吴怡见钱宁去打听情况,站在书房里不知所措,又哭了出来。
钱宁从书房出来,正碰到钱朵,“哥哥,出什么事了?你这么着急?”
钱宁本来低头走路,见钱朵心中一慌,“没事,没什么事,我,我那个出去一下。”
钱朵见钱宁十分慌张,心中更加疑虑,“哥,是不是我们钱家又出什么事了?哥,你可别瞒着我呀!”
“没有的事,我就是现在有事出去一趟。”,说着,钱宁赶紧跑。
钱朵觉得蹊跷,只是不知道出了什么事,想着等钱宁回来再问问吧。

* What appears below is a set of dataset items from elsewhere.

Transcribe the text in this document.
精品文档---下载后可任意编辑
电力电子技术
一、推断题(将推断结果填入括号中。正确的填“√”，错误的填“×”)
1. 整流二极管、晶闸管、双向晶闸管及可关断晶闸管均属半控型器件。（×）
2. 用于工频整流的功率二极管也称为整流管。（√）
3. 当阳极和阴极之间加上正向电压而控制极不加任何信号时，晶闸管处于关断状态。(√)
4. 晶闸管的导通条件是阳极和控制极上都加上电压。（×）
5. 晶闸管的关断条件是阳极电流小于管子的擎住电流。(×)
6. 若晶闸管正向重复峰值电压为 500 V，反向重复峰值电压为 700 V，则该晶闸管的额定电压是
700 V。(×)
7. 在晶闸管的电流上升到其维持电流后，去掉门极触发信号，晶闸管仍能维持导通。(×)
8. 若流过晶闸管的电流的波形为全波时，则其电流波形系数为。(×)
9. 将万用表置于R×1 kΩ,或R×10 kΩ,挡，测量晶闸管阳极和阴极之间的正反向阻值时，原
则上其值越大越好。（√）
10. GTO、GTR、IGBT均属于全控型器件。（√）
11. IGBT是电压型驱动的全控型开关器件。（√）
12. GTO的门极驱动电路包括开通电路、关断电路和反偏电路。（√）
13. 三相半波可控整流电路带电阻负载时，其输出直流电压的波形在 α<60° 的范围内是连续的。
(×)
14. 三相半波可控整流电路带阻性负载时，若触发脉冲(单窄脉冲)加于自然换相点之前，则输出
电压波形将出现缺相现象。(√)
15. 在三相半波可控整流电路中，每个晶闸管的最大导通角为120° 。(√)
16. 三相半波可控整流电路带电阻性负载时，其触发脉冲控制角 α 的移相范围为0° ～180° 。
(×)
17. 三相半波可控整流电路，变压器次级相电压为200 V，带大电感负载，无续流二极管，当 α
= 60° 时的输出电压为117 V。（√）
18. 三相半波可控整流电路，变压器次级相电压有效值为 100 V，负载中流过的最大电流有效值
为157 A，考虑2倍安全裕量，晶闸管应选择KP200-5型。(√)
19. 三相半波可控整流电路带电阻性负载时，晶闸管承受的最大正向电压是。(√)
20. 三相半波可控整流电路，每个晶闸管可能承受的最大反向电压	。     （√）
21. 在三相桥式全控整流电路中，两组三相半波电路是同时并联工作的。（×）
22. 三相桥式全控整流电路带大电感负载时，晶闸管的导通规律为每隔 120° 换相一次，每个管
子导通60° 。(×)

便往书房来想找本书看,结果看见吴怡正站在屋里哭。
“吴怡?你怎么了?”
“大小姐。”,吴怡赶紧忍住,将脸上的泪都擦了。
“你怎么了?我哥去哪了。”
“去知府衙门。”,吴怡脱口而出。
“知府衙门,吴怡,是不是我们钱家又出了什么祸事?你千万别瞒我。”
“不是的大小姐,是我爹,我爹被抓了。”,吴怡的泪水又决堤了,“我爹,我爹不是故意为难周大小姐的,我爹也是一时冲动。”
“周大小姐?娉婷姐姐怎么了?”
“我不知道,可是看着不太好。小姐,要是周小姐死了,我爹是不是也得死。”
吴怡哭得上气不接下气,钱朵吓了一跳,“娉婷姐姐怎么会死呢?她,前两天不还好好的吗?不行,我得去看看她。”
钱朵说着便出了书房,吴怡还没有意识到自己失言,仍旧痛哭流涕。
钱千朗着急忙慌到知府衙门请罪,周启请钦差与同知一起坐在前厅接待。
“钱老板,我妹妹何处开罪与你?竟遭此毒手?”
钱千朗跪在地上,“大人,小民实在不知道那个李老四与周小姐有何过节,要是我知道周小姐在我们府上,我一定好好招待,怎么可能让小姐受到一点委屈呢。”
“哦?是吗?我听说你的下人对我妹妹多有不敬,在背后造谣生事,诋毁我妹妹的声誉,你这个主人就一点责任都没有吗!”
“大人,大人说的这些实在是没有的事,怎么会有人诋毁小姐呢,要是有人敢胡说,我第一个不答应!”